Sir Oliver Letwin, the Conservative former cabinet minister who was backing the cross-party attempt yesterday block a no-deal Brexit, has said that parliament had now run out of options for preventing the UK crashing out of the EU, my colleague Matthew Weaver reports.
Parliament is out of options to stop no-deal Brexit – Oliver Letwin
There is nothing that excites Westminster more than a leadership election and today we have the first round of voting in the contest to replace Theresa May as Conservative leader and prime minister. The entire election will be a relatively long-drawn out process - we have got several more rounds of voting in Westminster, hustings, TV debates, and the membership ballot to look forward to - but today is going to clarify matters a bit. This is what we will find out.

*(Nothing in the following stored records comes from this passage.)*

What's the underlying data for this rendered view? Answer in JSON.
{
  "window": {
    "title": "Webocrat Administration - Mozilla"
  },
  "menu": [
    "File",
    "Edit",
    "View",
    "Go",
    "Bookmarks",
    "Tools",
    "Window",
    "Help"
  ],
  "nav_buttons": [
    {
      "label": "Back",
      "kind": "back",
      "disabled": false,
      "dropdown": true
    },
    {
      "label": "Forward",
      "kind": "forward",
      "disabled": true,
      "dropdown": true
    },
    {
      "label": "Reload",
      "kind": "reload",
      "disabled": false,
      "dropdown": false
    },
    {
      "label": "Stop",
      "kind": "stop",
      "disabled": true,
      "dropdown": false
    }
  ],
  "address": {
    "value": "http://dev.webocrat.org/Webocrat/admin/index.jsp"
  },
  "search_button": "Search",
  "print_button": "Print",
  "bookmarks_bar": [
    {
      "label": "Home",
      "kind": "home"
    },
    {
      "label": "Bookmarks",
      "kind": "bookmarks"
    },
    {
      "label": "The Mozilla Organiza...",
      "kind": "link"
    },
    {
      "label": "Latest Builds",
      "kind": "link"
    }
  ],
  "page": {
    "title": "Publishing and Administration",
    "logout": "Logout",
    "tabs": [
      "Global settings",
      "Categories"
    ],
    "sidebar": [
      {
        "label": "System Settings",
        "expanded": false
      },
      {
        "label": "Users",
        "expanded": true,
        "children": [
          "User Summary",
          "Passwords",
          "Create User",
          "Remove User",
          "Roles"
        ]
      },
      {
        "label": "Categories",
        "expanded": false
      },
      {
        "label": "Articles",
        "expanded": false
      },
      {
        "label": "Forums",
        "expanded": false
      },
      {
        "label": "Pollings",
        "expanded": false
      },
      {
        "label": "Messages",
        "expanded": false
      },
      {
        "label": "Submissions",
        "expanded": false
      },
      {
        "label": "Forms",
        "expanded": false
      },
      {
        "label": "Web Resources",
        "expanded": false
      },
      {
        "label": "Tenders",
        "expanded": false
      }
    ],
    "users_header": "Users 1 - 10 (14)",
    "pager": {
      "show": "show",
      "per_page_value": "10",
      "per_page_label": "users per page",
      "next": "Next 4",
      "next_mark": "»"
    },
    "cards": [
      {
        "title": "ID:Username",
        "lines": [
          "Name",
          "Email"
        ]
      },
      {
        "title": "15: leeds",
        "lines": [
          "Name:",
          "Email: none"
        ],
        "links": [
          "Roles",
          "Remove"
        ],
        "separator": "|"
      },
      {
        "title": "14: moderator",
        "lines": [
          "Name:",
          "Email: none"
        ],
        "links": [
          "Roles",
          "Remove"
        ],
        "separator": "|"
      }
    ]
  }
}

1) Who’s out? There are currently 10 candidates in the race. At least one of them will definitely drop out today - the person with the fewest votes - but under new rules introduced by the Conservative 1922 Committee any candidate with fewer than 17 votes (5% of the parliamentary party) will also be out. Mark Harper, Rory Stewart, Esther McVey and Andrea Leadsom all look as though they will struggle to hit this target, and so by the end of the day the field could be down to six.
2) Is Boris Johnson as far ahead as everyone thinks? The ConservativeHome website has been keeping a tally of how many MP supporters each MP has and it has Johnson well ahead, on 83, followed by Jeremy Hunt (37), Michael Gove (34), Dominic Raab (23), Sajid Javid (19) and Matthew Hancock (17). But - astonishing as the idea might seem - it is the case that occasionally MPs do not tell the truth about how they will vote in a secret ballot. Yesterday the politics academic Philip Cowley summed it up like this on Twitter.
If I was a Conservative MP, I'm fairly certain by now I'd have pledged my support to Boris Johnson - because he'll probably win and I want a job - but I doubt I'd actually vote for him.I am a shit, yes, but then the parliamentary party contains a fair few of them.
Today we will find out if there are sizeable numbers of Tories doing a Cowley.
3) Who are Johnson’s main rivals? Hunt looks like the candidate most likely to join Johnson on the final ballot but, according to the ConservativeHome numbers, 75 Tory MPs have not declared for anyone and Hunt is only 20 declared votes ahead of Matthew Hancock. The results being announced at 1pm may well rank candidates in a different order to what people currently expect. Michael Gove and Dominic Raab have been struggling this week, and Sajid Javid seems to have had some last-minute momentum. By the end of today we should have a much better idea as to who might bag the number two slot.
4) Where will second preference votes start to go? At least one candidate, and perhaps up to four, will be forced out at lunchtime. It is possible that other candidates might pass the 17-vote threshold but decide to drop out anyway. Who will these people support? And where who will their supporters back? (Not always the same thing.) We may start to find out this afternoon.
Here is the agenda for the day.
10am: Voting starts in the first round ballot for the Conservative leadership contest. Conservative MPs vote in a Commons committee room. The poll closes at 12pm.
Around 1pm: The Conservative 1922 Committee announces the results of the first ballot.
5pm: Sir Mark Sedwill, the cabinet secretary, gives a speech to the Institute for Government.
As usual, I will be covering breaking political news as it happens, as well as bringing you the best reaction, comment and analysis from the web, although I will be focusing mostly on the Tory leadership contest and the Commons debate. I plan to post a summary when I wrap up at the end of the day.